The moral outsider is the character who navigates a universe of intrigue from the outside, penetrating and deciphering a web of deception. This character is always in control, and is generally distinguished from his prey by his moral sensibility, whether its a compassionate impulse or a sense of civic duty. Humphrey Bogart always seems to play this moral outsider, as both Marlowe and Spade; he has been succeeded by Margie in Fargo, and by Brendan in Brick. Film noirs with moral outsiders as their central figures bring an ethical grounding to the genre... the world is always cynical and jaded, but in The Big Sleep, The Maltese Falcon, Brick, and Fargo, there is a sense of justice being carried out... at least a spark of moral potential, no matter how much it is shown to struggle.
The alternative to the moral outsider is the doomed lover, the character who is led to their downfall by their manipulative counterparts. The doomed lover is prototyped in the films of Billy Wilder, whose Sunset Boulevard and Double Indemnity provided the formula for the upstanding guy led astray. Walter Neff is an inspiring compliment to the stronger "moral outsider" of other noir films... he's the criminal, drawn into a web of intrigue that he can't handle by a woman he can't resist. Joe Gillis's fate may be even more frightening -- he tries to manipulate a woman lost in her own fantasy, and realizes too late that her madness is ready to draw him in and devour him. These characters have their own contemporaries, in the forms of J. J. Gittes (Polanski's Chinatown) and the hapless Ned Racine of Body Heat.
I've only run across one film so far that genuinely tries to combine these noir archetypes, and it's a truly experimental outsider entry into the noir genre. This is Le Samourai, directed by 60's French auteur Jean-Pierre Melville. It's the story of hitman Jeff Costello, played by Alain Delon, who acts according to a Samurai Code of professional conduct, and who knows how to navigate the intrigue at the intersection of crime and law enforcement. Costello is not easily manipulated or in over his head, like those doomed lovers discussed above; for the majority of Le Samourai, he is indeed the moral outsider, exhibiting a strange sense of duty in spite of the cynicism around him. However, this sense of duty leads him to ruin, just as Neff and Gillis were led to their deaths by obsession and naivety.
Just as Le Samourai is a truly unique film noir, with its 60's mod stylings and its skewed minimalism, so its protagonist, Costello, is a unique case within the genre.
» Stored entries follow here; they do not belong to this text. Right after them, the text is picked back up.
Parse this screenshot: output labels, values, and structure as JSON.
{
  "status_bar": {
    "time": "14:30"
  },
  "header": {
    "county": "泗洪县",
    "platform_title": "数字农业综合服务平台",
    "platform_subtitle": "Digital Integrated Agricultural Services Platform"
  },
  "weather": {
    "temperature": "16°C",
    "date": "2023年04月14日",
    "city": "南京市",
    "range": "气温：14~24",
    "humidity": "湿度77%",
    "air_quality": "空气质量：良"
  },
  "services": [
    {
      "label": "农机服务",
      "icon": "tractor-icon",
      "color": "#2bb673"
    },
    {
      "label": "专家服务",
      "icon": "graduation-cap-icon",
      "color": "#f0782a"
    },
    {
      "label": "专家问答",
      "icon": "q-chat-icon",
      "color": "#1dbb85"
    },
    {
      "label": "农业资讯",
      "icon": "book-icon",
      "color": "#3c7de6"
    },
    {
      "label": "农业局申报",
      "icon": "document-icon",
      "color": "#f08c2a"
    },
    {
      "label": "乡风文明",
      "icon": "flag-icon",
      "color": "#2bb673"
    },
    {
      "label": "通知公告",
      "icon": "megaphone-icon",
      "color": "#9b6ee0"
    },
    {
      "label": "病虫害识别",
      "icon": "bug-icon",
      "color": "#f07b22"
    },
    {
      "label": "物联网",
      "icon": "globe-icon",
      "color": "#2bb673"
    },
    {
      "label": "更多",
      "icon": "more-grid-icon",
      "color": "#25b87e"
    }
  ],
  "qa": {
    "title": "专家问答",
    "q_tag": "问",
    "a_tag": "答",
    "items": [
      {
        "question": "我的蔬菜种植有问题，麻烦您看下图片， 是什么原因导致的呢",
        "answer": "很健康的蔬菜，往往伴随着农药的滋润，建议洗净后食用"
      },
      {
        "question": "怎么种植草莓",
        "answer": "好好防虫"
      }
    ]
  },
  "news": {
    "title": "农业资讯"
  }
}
He is not the victim of a femme fatale... moral outsiders such as himself are never victims of strong women... but it is a woman who leads him to his demise. Costello's sense of duty to his employer collides with his moral sensibility, and he can't bring himself to carry out his last job. Thus, ultimately, he is a tragic hero, led to oblivion by his own convictions. Costello is the hinge of two film noir traditions, and in combining them, he brings a new spirit to an entrenched storytelling tradition.